Ich wollte sowieso einen Neujahrsartikel schreiben. Das ist ja auch so etwas, wie ein kleines Ritual. Und wir ADS-ler brauchen Rituale.

Zu allererst möchte ich von ganzem Herzen Dank sagen. Danke an die über tausend Lesern, die meinen Newsletter bestellt haben und damit ihr ehrliches Interesse an diesem Thema deutlich machen.

Für Sie sind mein Team und ich da.

Und für Sie wollen wir unser Bestes geben. Danke ! …
Zugleich möchte ich auch als Wertschätzung für Sie eine ganz intime Erfahrung teilen, die mir heute passiert ist.

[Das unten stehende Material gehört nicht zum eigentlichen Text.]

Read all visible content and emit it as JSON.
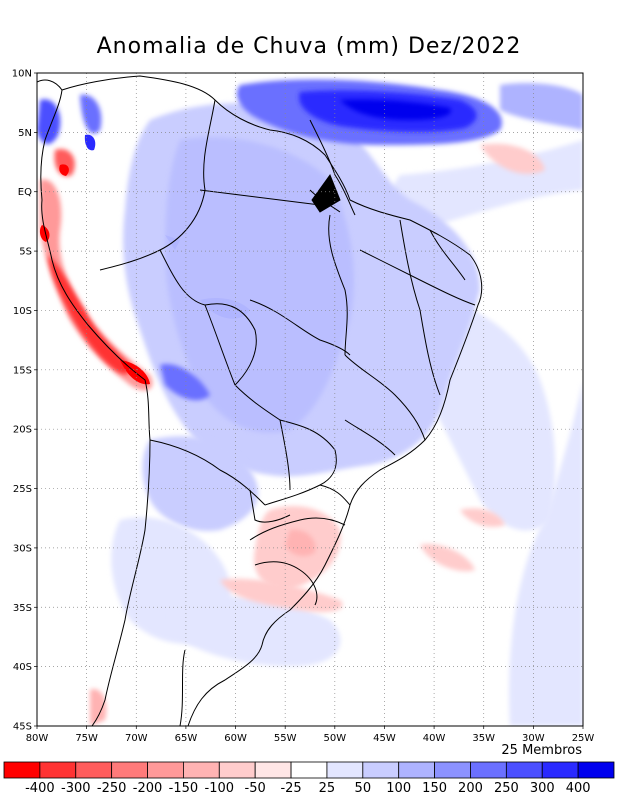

Ich kam also aus meiner Jahreswechsel Klausur zurück und las die Posts auf meiner Fanpage.
Mit der Stimmung der Diskussionen auf der Seite hatte ich schon im vergangenen Jahr ein wenig meine Probleme. Ich war mir sicher, dass dieses ADHS-Thema kontrovers diskutiert werden würde. Hatte allerdings nicht mit so polemischen Angriffen und so großer gegenseitiger Missachtung gerechnet.
Dabei hätte ich es wissen müssen. Schließlich habe ich pro Monat mindestens 100 Gespräche mit Eltern und Lehrern, die mir genau solche Auseinandersetzungen schildern. Und schildern ihre dadurch entstandenen tiefen persönlichen Verletzungen, aber besonders auch die enormen Verletzungen in den Seelen der Kinder und Jugendlichen. Deren Reaktion darauf dann Missachtungen der Umwelt und Aggressionen bis zu kriminellen Handlungen sind. Tja und dann… wollen die meisten Ratschläge von mir und Rezepte. Sie sind ja schließlich beim Arzt. Aber Ratschläge sind eben auch nur Schläge. Und ich habe keine Lust drauf, solche zu erteilen.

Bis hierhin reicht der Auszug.